Why use Self instead of the type's name in a concrete implementation?


The documentation for Add gives the following example:

use std::ops::Add;

#[derive(Debug, PartialEq)]
struct Point {
    x: i32,
    y: i32,
}

impl Add for Point {
    type Output = Self;

    fn add(self, other: Self) -> Self {
        Self {
            x: self.x + other.x,
            y: self.y + other.y,
        }
    }
}

Why did the author of the docs use Self here, instead of mentioning Point by name?
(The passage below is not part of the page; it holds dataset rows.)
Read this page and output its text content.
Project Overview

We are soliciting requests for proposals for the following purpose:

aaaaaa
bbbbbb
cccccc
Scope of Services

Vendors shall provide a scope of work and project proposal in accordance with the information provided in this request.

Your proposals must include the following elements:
Is there a technical difference, or is it purely for style points?


Solution

  • There are two main reasons:

    • flexibility. If you decide to change the name of your type, it's one less place to update.
    • conciseness. Self is shorter than MyType or SomeOtherType and especially ThisTypeWithGenerics<'a, 'b, A, String>.

    Is there a technical difference

    Yes and no, depending on how you look at it. Self is the type that has been "completely filled in" with regards to generics. This is relevant in cases like this:

    struct Container<T>(T);
    
    impl<T> Container<T> {
        fn replace<U>(self, new: U) -> Self {
            Container(new)
        }
    }
    
    error[E0308]: mismatched types
     --> src/lib.rs:5:19
      |
    3 | impl<T> Container<T> {
      |      - expected type parameter
    4 |     fn replace<U>(self, new: U) -> Self {
      |                - found type parameter
    5 |         Container(new)
      |                   ^^^ expected type parameter `T`, found type parameter `U`
      |
      = note: expected type parameter `T`
                 found type parameter `U`
      = note: a type parameter was expected, but a different one was found; you might be missing a type parameter or trait bound
      = note: for more information, visit https://doc.rust-lang.org/book/ch10-02-traits.html#traits-as-parameters
    

    Self is the complete type Container<T>, not the type constructor Container. This can cause hard-to-understand errors.